The School of Civil and Environmental Engineering’s Iris Tien will travel to Connecticut this fall for two days of meetings and idea-sharing with some of the nation’s most promising young engineers.
Organized by the National Academy of Engineering, the Frontiers of Engineering symposium gathers what the academy calls “exceptional” engineers from 30 to 45 years old to facilitate “cross-disciplinary exchange and promote the transfer of new techniques and approaches across fields in order to sustain and build U.S. innovative capacity.”
It’s a highly competitive and prestigious invitation extended to only 82 people this year, according to an academy news release.
“My research is highly interdisciplinary, and at the symposium, I am looking forward to connecting with colleagues across engineering,” said Tien, an assistant professor in the School.
“I am excited to have been selected as a part of this group to discuss with others society’s outstanding grand challenges, and how scientific discoveries combined with technological advancements can contribute to solutions to these challenges.”
For 2017, the symposium will focus on the latest advances in four areas: mega-tall buildings and other future places of work, unraveling the complexity of the brain, energy strategies to power our future, and machines that teach themselves.

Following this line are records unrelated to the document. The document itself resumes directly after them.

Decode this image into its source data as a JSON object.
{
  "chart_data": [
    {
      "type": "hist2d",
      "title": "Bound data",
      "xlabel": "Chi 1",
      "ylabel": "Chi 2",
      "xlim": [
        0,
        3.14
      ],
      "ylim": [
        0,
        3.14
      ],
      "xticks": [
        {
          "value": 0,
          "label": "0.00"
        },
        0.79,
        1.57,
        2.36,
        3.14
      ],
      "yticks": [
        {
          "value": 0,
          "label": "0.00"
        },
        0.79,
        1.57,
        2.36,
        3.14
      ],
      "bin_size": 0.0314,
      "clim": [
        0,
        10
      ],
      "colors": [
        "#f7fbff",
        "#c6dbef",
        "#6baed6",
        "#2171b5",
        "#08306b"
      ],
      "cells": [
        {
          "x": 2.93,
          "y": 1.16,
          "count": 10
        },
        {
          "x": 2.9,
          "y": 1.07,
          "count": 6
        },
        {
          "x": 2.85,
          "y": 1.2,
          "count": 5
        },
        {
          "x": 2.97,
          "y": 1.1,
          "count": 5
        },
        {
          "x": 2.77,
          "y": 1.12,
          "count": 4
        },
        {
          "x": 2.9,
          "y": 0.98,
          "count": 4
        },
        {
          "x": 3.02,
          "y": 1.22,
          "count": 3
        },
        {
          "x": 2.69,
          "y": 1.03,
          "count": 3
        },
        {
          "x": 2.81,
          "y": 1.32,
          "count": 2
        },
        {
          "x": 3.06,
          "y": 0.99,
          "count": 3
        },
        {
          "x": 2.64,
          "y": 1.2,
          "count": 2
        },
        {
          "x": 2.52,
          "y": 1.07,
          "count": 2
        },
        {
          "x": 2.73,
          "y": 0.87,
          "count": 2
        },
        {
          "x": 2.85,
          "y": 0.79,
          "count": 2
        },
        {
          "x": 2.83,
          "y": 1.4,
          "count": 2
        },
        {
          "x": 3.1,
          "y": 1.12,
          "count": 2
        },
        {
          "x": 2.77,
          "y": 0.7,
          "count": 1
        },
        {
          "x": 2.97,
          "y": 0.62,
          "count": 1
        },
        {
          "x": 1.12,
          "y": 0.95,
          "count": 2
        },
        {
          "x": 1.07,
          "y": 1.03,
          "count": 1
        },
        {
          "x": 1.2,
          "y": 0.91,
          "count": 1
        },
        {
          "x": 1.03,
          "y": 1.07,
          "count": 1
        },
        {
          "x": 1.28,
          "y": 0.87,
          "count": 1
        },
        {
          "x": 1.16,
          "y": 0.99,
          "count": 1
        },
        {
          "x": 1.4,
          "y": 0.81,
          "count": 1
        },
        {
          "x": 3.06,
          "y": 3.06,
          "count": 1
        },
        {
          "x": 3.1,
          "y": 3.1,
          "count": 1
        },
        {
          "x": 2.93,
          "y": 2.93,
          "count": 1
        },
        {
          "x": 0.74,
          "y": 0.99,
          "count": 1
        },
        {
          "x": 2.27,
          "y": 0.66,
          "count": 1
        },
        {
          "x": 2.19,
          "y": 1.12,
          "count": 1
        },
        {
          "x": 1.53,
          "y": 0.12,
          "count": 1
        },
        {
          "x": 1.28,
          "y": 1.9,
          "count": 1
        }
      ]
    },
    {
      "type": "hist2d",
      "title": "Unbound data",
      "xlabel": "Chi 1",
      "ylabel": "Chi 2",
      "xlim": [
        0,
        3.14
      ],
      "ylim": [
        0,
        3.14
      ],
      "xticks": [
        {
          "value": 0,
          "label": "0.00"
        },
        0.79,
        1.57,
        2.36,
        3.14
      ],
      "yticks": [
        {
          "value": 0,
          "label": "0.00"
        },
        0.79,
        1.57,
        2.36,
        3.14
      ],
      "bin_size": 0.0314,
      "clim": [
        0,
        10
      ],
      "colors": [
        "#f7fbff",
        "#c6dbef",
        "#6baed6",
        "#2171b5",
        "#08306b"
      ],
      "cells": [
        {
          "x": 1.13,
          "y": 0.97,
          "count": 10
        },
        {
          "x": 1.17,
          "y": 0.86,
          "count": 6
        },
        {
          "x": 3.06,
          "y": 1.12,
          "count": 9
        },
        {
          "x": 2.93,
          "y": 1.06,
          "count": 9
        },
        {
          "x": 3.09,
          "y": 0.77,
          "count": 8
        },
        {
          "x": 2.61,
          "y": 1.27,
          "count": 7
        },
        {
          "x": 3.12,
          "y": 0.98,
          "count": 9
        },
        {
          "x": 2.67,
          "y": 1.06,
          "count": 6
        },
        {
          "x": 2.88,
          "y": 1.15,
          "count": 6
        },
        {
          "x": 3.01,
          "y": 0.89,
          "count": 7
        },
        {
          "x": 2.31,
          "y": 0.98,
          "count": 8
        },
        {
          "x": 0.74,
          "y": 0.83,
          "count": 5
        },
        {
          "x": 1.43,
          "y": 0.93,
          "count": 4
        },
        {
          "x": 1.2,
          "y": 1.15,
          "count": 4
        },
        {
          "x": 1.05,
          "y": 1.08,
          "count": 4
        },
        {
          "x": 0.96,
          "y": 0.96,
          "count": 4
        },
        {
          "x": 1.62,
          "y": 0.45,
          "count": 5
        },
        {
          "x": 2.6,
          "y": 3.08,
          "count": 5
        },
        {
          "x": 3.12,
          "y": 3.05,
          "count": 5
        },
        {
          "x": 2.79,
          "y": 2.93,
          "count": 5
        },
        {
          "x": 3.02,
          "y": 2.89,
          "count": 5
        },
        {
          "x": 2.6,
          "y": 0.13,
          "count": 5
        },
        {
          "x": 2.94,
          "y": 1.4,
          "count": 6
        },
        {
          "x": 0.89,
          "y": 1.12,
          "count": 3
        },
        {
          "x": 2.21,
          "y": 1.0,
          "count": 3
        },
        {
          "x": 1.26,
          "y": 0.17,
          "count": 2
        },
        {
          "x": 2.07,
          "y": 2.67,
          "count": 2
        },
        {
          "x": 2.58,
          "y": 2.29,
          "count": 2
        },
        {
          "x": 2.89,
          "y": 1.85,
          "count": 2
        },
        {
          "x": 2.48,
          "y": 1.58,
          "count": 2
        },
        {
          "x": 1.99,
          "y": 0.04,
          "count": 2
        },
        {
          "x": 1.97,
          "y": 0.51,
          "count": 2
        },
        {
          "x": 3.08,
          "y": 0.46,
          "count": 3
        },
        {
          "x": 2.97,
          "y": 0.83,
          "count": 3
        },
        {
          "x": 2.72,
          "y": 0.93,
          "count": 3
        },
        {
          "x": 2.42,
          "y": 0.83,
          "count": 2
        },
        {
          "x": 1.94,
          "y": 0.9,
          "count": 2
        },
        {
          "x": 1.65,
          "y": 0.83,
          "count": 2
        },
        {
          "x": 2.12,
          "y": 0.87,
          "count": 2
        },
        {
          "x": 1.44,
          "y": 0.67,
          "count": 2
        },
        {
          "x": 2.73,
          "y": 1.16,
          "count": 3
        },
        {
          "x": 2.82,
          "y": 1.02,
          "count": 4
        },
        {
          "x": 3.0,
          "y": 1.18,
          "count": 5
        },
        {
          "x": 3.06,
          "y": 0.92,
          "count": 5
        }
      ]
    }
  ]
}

“My research in risk and reliability of critical infrastructure systems intersects each of the four main session topics for this year’s symposium,” Tien said, noting she’s looking forward to bringing new ideas into her research as a result of the gathering.
Invited participants for 2017 include three Georgia Tech assistant professors, as well as rising stars from companies like Proctor & Gamble, Google and Medtronic.
“The Frontiers of Engineering program brings together a particularly talented group of young engineers whose early careers span different technical areas, perspectives and experiences,” said NAE President C.D. Mote Jr. “But when they come together in this program, their mutual excitement is palpable, and a process of creating long-term benefits to society is often initiated.”
This is Tien’s second invitation to a Frontiers symposium; she attended the Arab-American Frontiers of Science, Engineering and Medicine Symposium in 2015.